Welker alone instead of amendola right now on our team wouldnt make us a SB team. That is my point. We will be happy with wins and him making clutch catches and getting first downs but we cant win with him + same inffective receiving core in the playoffs especially without gronk. We couldve kept the same offense from last and played the playoff again without gronk and still wouldve lost. Pats need an outside WR to complement anyone playing WR's role. I will say the same thing about a healthy DA. He cant carry us if our rookies dont develop. Short term will be fine, better teams will shut us down.
 
Since I have already been killed for saying things negative about Welker, I guess I will jump into the discussion.

The drops by Welker have to be concerning for the Broncos. He led the league in dropped passes last year and on pace for even more this year. If you count the dropped punt and the drop in the first game that the refs credited him with a catch even though he clearly dropped it and Harbaugh should have challenged, he has dropped 5 balls in two games.

He is a bit slower now. And Manning is going to get him killed (Welker dropped one pass because he alligator armed because if he caught it, he would have gotten creamed because Manning threw a pass that the only way he could catch it was to take a major hit unprotected).

That said, he is still a very good WR and could be an upgrade to this offense. I just don't think he would have been any better than Amendola week #1 or much better than Edelman week #2. In fact, Amendola catches balls that Welker can't catch anymore.
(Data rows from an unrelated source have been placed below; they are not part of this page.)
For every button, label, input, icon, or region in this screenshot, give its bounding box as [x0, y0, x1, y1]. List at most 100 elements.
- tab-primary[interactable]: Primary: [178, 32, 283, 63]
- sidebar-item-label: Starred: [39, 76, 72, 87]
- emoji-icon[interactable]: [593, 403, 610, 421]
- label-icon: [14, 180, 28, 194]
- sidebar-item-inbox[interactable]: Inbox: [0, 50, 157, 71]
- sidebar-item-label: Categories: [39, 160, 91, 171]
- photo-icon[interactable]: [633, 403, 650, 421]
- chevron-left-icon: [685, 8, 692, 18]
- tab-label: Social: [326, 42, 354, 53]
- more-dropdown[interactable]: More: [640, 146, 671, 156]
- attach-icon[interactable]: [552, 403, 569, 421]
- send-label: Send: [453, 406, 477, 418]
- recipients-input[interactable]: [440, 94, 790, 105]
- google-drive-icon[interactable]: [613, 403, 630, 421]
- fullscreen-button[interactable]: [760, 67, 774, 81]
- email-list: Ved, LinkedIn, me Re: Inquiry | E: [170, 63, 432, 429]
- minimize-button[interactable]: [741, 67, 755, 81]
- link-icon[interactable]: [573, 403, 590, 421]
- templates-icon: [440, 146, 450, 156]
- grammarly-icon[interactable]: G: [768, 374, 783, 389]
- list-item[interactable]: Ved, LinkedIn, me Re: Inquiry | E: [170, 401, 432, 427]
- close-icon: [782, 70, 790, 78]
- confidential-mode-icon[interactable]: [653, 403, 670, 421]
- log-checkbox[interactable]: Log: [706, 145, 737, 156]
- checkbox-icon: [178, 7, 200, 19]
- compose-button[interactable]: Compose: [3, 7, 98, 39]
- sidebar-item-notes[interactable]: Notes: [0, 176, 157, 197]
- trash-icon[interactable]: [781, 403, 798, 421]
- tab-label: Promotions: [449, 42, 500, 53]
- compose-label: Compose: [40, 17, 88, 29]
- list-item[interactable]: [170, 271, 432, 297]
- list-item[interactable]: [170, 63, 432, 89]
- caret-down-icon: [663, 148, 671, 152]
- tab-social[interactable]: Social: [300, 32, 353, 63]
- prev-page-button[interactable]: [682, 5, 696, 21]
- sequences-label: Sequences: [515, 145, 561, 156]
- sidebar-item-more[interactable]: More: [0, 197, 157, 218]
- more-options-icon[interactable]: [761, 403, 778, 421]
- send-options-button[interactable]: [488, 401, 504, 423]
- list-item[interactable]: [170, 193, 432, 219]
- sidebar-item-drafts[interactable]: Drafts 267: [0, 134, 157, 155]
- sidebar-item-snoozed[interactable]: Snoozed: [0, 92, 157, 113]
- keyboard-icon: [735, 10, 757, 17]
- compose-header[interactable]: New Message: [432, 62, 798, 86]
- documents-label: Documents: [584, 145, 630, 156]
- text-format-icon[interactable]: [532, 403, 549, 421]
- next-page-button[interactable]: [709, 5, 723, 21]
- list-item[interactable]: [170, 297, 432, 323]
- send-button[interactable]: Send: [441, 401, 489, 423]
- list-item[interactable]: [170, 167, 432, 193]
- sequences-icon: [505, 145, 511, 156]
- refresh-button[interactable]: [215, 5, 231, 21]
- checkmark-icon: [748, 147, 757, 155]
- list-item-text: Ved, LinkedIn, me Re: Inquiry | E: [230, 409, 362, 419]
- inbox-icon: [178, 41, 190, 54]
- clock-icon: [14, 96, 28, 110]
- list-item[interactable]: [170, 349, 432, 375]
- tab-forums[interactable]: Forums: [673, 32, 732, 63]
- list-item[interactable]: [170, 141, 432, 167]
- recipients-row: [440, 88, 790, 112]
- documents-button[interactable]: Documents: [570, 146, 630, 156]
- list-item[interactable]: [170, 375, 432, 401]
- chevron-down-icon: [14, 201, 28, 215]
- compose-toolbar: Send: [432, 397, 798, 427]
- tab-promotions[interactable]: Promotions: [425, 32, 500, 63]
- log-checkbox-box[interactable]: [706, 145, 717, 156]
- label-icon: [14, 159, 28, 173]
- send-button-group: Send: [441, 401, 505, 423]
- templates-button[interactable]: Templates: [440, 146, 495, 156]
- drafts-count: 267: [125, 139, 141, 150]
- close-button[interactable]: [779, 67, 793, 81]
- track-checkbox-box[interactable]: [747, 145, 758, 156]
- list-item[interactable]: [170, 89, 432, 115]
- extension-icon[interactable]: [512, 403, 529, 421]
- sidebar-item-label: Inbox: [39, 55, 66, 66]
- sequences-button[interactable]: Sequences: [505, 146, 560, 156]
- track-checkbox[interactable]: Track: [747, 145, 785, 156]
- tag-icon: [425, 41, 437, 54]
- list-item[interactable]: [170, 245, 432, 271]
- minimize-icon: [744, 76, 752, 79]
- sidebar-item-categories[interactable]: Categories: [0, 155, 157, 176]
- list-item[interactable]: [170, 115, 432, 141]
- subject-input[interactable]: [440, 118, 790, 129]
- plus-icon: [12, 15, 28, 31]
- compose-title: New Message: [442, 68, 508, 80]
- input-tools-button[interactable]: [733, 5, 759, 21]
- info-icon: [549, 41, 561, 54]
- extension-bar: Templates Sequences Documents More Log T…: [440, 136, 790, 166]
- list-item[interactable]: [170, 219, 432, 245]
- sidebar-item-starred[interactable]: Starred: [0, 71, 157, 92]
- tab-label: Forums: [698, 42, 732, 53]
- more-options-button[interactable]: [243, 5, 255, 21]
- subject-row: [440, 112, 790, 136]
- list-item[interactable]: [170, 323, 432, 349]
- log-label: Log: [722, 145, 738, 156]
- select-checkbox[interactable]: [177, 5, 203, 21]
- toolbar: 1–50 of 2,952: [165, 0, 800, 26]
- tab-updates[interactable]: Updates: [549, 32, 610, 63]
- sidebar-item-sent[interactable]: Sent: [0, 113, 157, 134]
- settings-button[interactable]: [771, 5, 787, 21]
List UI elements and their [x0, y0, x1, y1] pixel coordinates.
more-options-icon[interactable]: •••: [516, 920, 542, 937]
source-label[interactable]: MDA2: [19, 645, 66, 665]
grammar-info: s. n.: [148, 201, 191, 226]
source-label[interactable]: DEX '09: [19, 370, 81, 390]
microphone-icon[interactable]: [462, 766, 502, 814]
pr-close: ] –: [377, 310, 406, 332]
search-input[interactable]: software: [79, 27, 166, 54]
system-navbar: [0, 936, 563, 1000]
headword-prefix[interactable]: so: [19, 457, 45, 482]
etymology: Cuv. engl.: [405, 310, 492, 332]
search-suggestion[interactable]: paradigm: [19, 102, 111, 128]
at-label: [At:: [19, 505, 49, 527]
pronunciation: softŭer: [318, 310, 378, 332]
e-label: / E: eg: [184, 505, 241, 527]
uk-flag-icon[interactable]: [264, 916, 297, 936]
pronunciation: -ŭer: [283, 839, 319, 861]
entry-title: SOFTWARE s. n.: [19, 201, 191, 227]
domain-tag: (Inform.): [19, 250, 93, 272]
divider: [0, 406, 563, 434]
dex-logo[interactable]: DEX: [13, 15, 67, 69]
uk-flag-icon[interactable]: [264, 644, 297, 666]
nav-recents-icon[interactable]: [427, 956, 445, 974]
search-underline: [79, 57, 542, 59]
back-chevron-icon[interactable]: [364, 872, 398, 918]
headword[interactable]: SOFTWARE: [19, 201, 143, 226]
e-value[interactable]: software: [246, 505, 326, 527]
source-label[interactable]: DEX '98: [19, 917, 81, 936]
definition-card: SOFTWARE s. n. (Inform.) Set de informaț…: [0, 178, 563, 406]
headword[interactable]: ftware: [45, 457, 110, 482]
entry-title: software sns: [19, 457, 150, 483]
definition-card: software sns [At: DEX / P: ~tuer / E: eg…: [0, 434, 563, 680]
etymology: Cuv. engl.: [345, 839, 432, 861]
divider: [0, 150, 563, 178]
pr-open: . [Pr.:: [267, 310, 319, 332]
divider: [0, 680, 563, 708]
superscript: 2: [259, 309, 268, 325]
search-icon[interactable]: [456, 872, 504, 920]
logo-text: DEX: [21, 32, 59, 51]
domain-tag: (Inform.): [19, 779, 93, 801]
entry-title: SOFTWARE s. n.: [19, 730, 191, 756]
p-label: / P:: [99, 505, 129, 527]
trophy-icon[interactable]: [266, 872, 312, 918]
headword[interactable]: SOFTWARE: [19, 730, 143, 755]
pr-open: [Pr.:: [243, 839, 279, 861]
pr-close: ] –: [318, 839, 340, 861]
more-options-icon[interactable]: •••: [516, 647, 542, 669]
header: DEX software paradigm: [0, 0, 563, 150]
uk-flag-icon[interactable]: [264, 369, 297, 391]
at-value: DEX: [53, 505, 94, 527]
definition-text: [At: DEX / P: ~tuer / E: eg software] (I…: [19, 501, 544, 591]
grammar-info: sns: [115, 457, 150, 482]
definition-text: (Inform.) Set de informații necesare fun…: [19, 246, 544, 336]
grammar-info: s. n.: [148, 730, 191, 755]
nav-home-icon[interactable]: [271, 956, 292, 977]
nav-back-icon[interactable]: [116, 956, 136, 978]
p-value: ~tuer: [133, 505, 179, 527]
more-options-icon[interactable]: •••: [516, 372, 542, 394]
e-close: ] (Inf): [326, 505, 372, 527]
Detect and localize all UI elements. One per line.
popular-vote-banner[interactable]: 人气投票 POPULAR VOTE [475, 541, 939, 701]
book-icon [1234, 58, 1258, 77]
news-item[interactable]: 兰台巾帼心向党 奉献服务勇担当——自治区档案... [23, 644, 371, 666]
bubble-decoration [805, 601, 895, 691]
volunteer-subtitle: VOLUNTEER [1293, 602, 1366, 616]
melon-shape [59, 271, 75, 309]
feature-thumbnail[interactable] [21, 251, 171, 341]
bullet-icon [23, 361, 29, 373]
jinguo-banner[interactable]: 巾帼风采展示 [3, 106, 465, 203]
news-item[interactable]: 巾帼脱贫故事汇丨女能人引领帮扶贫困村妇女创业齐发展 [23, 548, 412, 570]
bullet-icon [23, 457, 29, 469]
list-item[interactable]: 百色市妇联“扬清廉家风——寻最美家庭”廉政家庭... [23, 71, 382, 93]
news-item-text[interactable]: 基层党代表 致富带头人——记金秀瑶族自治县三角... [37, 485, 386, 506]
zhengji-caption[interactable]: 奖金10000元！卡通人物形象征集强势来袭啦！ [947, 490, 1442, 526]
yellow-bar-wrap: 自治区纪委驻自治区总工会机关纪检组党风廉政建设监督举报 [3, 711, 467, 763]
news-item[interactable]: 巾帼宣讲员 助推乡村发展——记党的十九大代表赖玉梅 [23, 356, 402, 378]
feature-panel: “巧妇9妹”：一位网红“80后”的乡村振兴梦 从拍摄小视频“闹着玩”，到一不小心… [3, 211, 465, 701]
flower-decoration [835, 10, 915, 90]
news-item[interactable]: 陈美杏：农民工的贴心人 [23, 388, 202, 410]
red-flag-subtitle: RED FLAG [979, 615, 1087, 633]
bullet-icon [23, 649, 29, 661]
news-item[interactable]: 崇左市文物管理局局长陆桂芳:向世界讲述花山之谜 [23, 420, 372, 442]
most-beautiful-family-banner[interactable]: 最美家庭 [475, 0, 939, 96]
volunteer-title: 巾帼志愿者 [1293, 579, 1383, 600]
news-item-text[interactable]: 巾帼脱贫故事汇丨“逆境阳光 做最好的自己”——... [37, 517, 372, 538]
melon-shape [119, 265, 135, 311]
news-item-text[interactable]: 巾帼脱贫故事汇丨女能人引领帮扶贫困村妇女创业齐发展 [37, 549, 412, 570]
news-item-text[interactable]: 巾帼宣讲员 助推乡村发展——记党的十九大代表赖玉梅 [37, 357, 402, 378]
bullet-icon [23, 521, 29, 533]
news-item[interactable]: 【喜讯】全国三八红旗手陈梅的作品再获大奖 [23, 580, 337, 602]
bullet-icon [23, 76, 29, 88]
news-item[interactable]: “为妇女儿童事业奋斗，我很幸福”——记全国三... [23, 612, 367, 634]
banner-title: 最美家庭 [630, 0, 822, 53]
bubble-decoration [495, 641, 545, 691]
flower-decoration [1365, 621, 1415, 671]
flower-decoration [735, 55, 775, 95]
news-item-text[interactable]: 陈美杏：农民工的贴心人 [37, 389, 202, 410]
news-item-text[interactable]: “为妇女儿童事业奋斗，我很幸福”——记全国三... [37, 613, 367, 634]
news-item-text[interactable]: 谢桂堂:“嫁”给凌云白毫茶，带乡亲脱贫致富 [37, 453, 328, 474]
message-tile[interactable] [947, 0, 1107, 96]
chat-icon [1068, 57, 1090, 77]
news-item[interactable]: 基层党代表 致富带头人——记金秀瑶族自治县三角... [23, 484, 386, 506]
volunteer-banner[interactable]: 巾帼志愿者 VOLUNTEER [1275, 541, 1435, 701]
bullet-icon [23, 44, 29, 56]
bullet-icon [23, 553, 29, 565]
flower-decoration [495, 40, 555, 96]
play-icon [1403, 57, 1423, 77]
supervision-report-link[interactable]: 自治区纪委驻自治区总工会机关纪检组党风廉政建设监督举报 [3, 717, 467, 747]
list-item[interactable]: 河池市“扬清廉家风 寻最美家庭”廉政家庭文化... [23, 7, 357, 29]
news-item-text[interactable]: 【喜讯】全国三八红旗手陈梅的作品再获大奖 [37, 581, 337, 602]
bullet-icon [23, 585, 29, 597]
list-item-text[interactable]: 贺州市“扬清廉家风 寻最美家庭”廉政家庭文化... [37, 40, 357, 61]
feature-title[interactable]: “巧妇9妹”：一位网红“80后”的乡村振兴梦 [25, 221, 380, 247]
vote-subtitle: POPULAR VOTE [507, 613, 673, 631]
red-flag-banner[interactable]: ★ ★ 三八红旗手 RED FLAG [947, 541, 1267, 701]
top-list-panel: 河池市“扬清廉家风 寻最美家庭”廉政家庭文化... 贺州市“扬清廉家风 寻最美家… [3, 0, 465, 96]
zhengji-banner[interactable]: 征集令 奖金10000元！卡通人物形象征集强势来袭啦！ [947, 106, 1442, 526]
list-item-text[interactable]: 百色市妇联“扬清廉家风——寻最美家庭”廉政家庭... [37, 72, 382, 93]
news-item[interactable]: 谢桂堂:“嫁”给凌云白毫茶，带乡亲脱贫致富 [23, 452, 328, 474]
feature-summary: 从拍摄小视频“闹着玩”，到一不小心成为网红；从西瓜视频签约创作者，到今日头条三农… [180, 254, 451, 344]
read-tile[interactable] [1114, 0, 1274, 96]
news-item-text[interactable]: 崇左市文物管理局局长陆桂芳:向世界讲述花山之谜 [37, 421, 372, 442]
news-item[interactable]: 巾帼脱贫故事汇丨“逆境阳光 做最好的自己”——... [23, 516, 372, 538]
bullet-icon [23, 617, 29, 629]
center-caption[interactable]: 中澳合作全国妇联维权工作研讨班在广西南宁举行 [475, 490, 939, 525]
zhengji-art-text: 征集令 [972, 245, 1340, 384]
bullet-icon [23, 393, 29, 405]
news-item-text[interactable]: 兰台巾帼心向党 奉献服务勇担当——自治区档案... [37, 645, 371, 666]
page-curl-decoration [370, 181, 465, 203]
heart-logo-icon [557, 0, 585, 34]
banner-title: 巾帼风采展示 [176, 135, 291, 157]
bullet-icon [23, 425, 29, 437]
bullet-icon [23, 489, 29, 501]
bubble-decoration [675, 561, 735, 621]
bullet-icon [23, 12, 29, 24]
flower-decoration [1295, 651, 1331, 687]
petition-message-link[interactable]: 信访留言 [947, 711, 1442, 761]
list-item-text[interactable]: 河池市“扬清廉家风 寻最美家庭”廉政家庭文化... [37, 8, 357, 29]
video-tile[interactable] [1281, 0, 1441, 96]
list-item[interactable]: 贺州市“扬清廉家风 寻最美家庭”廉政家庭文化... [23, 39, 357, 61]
Welker helps make the Broncos' offense better, but his impact has been overstated. I think Julius Thomas has had more of an impact than Welker.
 
In regards to actual impact on defensive scheming, he's Stokley-esque at this point.

He could have a decent-to-good season this year, primarily because all of the attention is going to be focused on the Thomases and Decker. In terms of defensive gameplanning, Welker is an afterthought.